O chão está gelado e eu me agarro a eu mesma, meu corpo parece entrar em ebulição, estou prestes a explodir, minha garganta fecha, o sabor do vomito sobe, vodca, minha língua tem gosto de cigarro, meus olhos giram e eu caio.

Todo meu ser gira, gira e gira, sinto minha cabeça cair e subir, caindo e subindo bem lentamente, não quero vomitar, não quero levantar, a vida é tão curta, parece que estou morrendo enquanto tusso e meu estomago aperta, me envolvo com meus braços, meu corpo magro se balançando.

Não quero pensar, não quero ver, quero apenas deitar e ficar jogada ali, como alguém que merece estar jogada ali.

Um sorriso louco surge sem comando em meu rosto, minha mente ainda está tonta e eu não sei o que está acontecendo, não sei onde estou, mal sei meu nome, mas ainda sei o que aconteceu a 3 anos atrás.

O acidente, a batida, o carro capotando, tudo girando como agora, só que mil vezes pior, meu corpo se batendo contra o cinto, e o banco traseiro do carro, lembro de como o acolchoado parecia confortável e me fazia querer dormir, dos sorrisos e das músicas irritantes que ela estava ouvindo.

Choro, choro, e me prendo no meu próprio abraço, as lágrimas descem por meu rosto e não existe ninguém que possa limpa-las, estou acabada, minhas entranhas se apertam, e eu soluço, me engasgando no próprio choro.

Eu simplesmente não consigo mais, não quero mais viver, não quero mais nenhuma merda em minha vida.

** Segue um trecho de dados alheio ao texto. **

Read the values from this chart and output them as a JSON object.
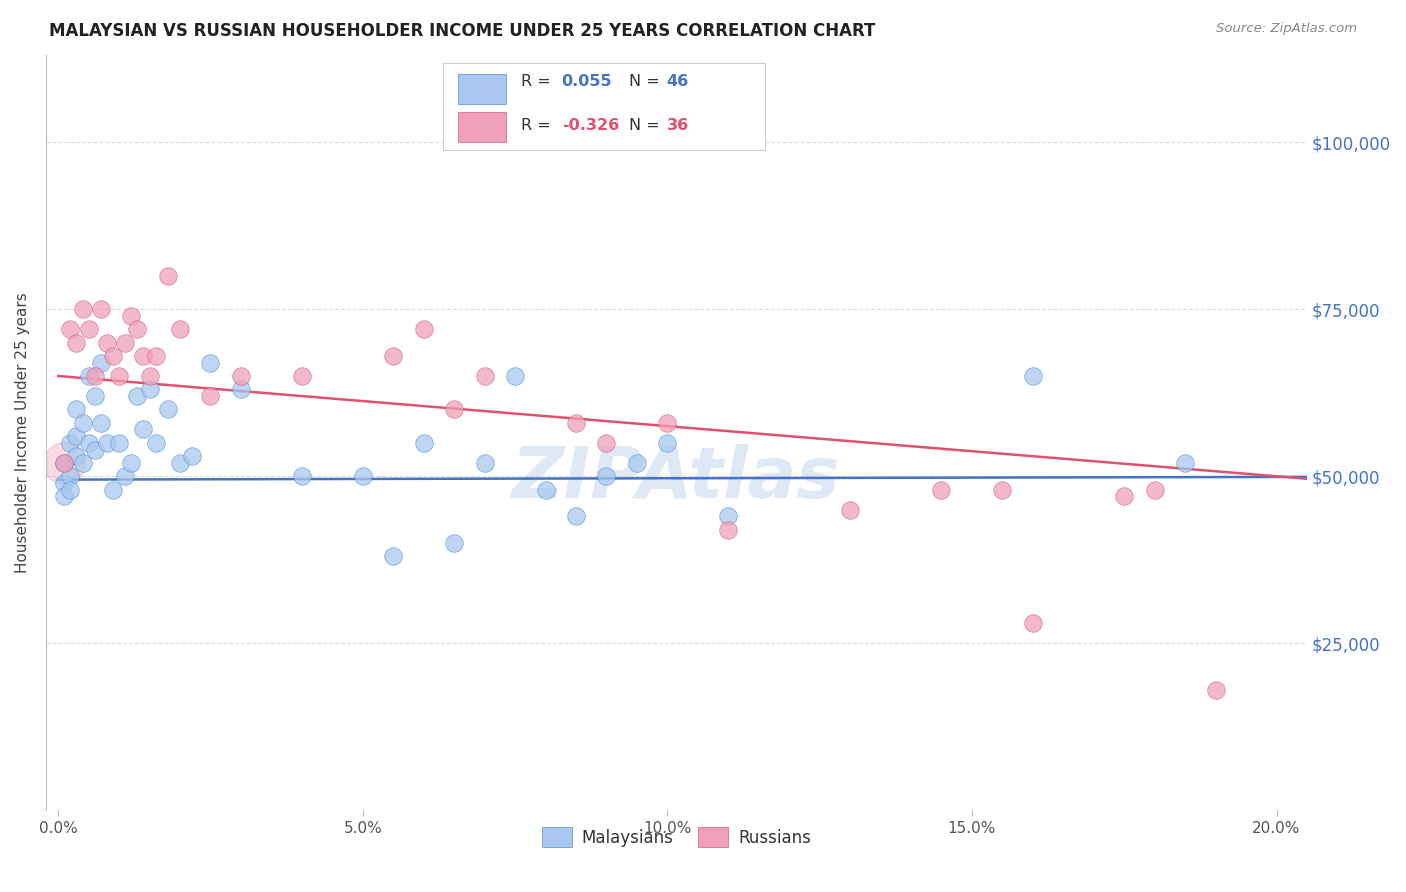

Não quero ter que ir todo dia no hospital e vê-la definhar, falar com ela sem que ela demonstre nenhuma reação, não quero ter que voltar pra casa sem poder sentir seus abraços, não quero seguir a vida porque ela não está mais lá.

Ela sempre estará lá. Eu sempre irei ama-la.

Seu rosto surge em meio as lágrimas, e eu sorrio, sorrio ouvindo sua voz me chamar, e um clarão surgir, seu cabelo cacheado está bagunçado, ela me estende a mão, e eu a agarro, agarro com todas as forças que tem em meu ser, meu corpo não dói mais, e eu ainda choro, mas, mais do que isso estou sorrindo, sorrindo porque ela está do meu lado, sua mão está na minha, e eu sei que ela vai me proteger se eu a seguir.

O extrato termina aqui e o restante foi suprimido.